Les traductions sont l’occasion de mettre à la disposition du public des textes peu ou pas connus en France et qui constituent un apport capital à la question traitée. Il doit s’agir d’une traduction originale. Le choix du texte devra se faire en accord avec le comité de rédaction et les questions de droits devront être réglées en amont de la publication.

Il est donc demandé aux contributeurs et aux contributrices de bien préciser pour quelle rubrique l’article est proposé. La soumission d’articles en anglais est également possible, mais si l’article venait à être retenu pour la publication, sa traduction nécessaire en français demeure à la charge de l’auteur ou de l’autrice.

Procédure

Les auteurs et autrices devront envoyer leur contribution (article complet) avant le 30 avril 2023. Celle-ci sera envoyée à la rédaction de Tracés (redactraces@groupes.renater.fr) ainsi qu’aux responsables du numéro : remi.hadad@gmail.comAurelia.Michel@univ-paris-diderot.frigorkrtolica@hotmail.com, jbvuillerod@gmail.com

Si elles ou ils le jugent utile, les auteurs et autrices peuvent adresser dès qu’ils le souhaitent un résumé (en indiquant le titre de leur contribution, la rubrique dans laquelle ils le proposent, ainsi qu’un bref résumé du propos) au comité de rédaction de Tracés (par courrier électronique à la même adresse) pour leur faire part de leur intention de soumettre un article.
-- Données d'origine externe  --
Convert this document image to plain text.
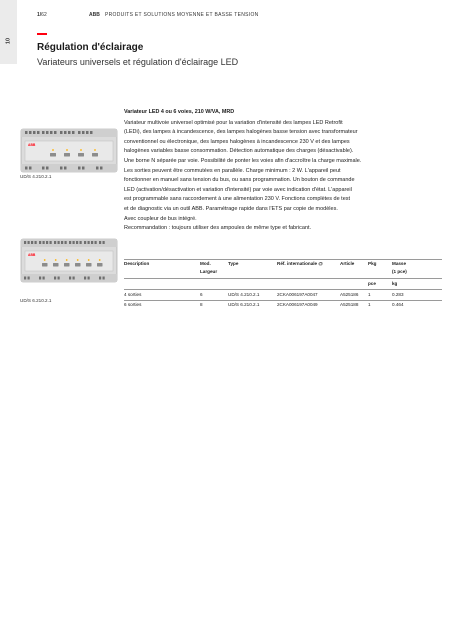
10
1/62	ABB PRODUITS ET SOLUTIONS MOYENNE ET BASSE TENSION
Régulation d'éclairage
Variateurs universels et régulation d'éclairage LED
ABB
UD/S 4.210.2.1
ABB
UD/S 6.210.2.1
Variateur LED 4 ou 6 voies, 210 W/VA, MRD
Variateur multivoie universel optimisé pour la variation d'intensité des lampes LED Retrofit
(LEDi), des lampes à incandescence, des lampes halogènes basse tension avec transformateur
conventionnel ou électronique, des lampes halogènes à incandescence 230 V et des lampes
halogènes variables basse consommation. Détection automatique des charges (désactivable).
Une borne N séparée par voie. Possibilité de ponter les voies afin d'accroître la charge maximale.
Les sorties peuvent être commutées en parallèle. Charge minimum : 2 W. L'appareil peut
fonctionner en manuel sans tension du bus, ou sans programmation. Un bouton de commande
LED (activation/désactivation et variation d'intensité) par voie avec indication d'état. L'appareil
est programmable sans raccordement à une alimentation 230 V. Fonctions complètes de test
et de diagnostic via un outil ABB. Paramétrage rapide dans l'ETS par copie de modèles.
Avec coupleur de bus intégré.
Recommandation : toujours utiliser des ampoules de même type et fabricant.
Description	Mod.	Type	Réf. internationale @	Article	Pkg	Masse
Largeur	(1 pce)
pce	kg
4 sorties	6	UD/S 4.210.2.1	2CKA006197A0047	A525186 1	0.283
6 sorties	8	UD/S 6.210.2.1	2CKA006197A0049	A525188 1	0.464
Chaque article est lu est par un-e membre du comité de rédaction et par deux évaluateurs et évaluatrices extérieur-e-s. Nous maintenons l’anonymat des lecteurs et lectrices et des auteurs et autrices. À l’aide de ces rapports de lecture, le comité de rédaction de Tracés rend un avis sur la publication et décide des modifications à demander aux auteur-e-s afin de pouvoir publier l’article.

Dans le cas de propositions trop éloignées de l’appel à contribution ou des exigences scientifiques de la revue, le comité de rédaction se réserve le droit de rendre un avis négatif sur la publication sans faire appel à une évaluation extérieure. Hormis ces exceptions, une réponse motivée et argumentée est transmise aux auteur-e-s suite à la délibération du comité de lecture.
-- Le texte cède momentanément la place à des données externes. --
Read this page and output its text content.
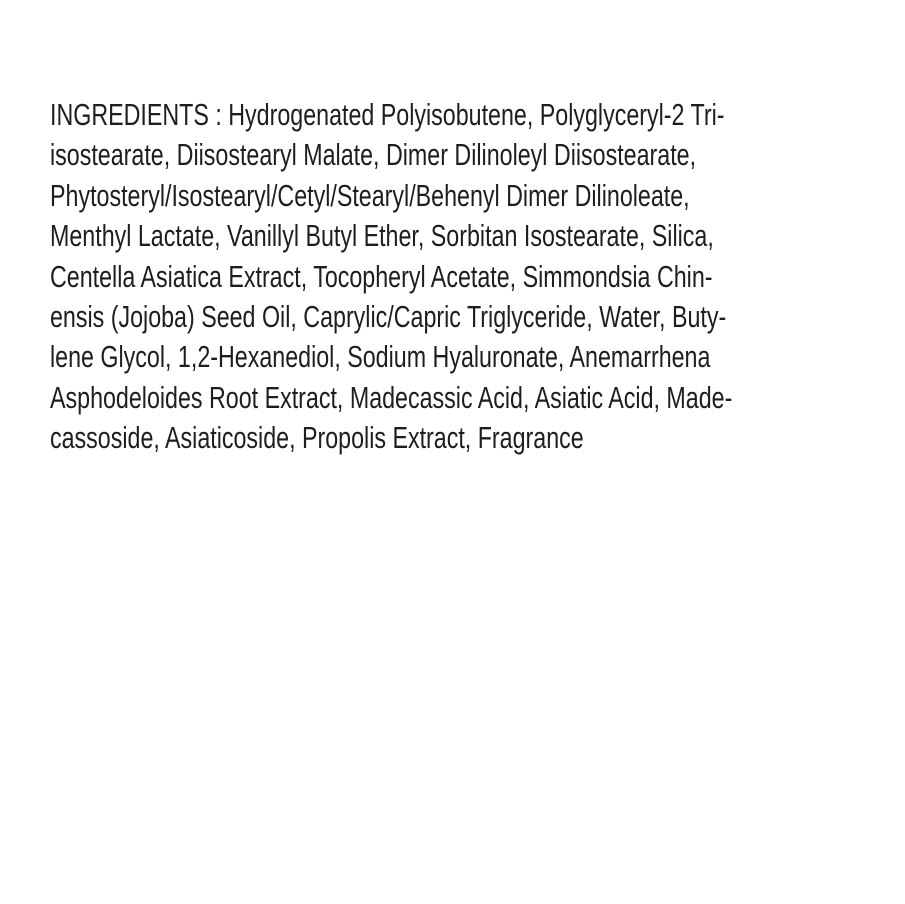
INGREDIENTS : Hydrogenated Polyisobutene, Polyglyceryl-2 Tri-
isostearate, Diisostearyl Malate, Dimer Dilinoleyl Diisostearate,
Phytosteryl/Isostearyl/Cetyl/Stearyl/Behenyl Dimer Dilinoleate,
Menthyl Lactate, Vanillyl Butyl Ether, Sorbitan Isostearate, Silica,
Centella Asiatica Extract, Tocopheryl Acetate, Simmondsia Chin-
ensis (Jojoba) Seed Oil, Caprylic/Capric Triglyceride, Water, Buty-
lene Glycol, 1,2-Hexanediol, Sodium Hyaluronate, Anemarrhena
Asphodeloides Root Extract, Madecassic Acid, Asiatic Acid, Made-
cassoside, Asiaticoside, Propolis Extract, Fragrance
Nous demandons aux contributeurs et contributrices de tenir compte des recommandations en matière de présentation indiquées sur notre site.

Les articles envoyés à la revue Tracés doivent être des articles originaux. L’auteur ou l’autrice s’engage à réserver l’exclusivité de sa proposition à Tracés jusqu’à ce que l’avis du comité de lecture soit rendu. Elle ou il s’engage également à ne pas retirer son article une fois que la publication a été acceptée et que l’article a été retravaillé en fonction des commentaires des lecteurs et lectrices.

NB : L’insertion d’images et de supports iconographiques en noir et blanc et en couleurs est possible en nombre limité (Précisez-le dans votre déclaration d’intention). Celles-ci doivent être livrées libres de droit (sauf exception, la revue ne prend pas en charge les droits de reproduction) ; elles limitent le nombre de signes à hauteur de 2500 signes par image pleine page, et de 1500 signes par image demi-format. Pour des projets spécifiques, il est possible de faire établir un devis pour un cahier hors-texte.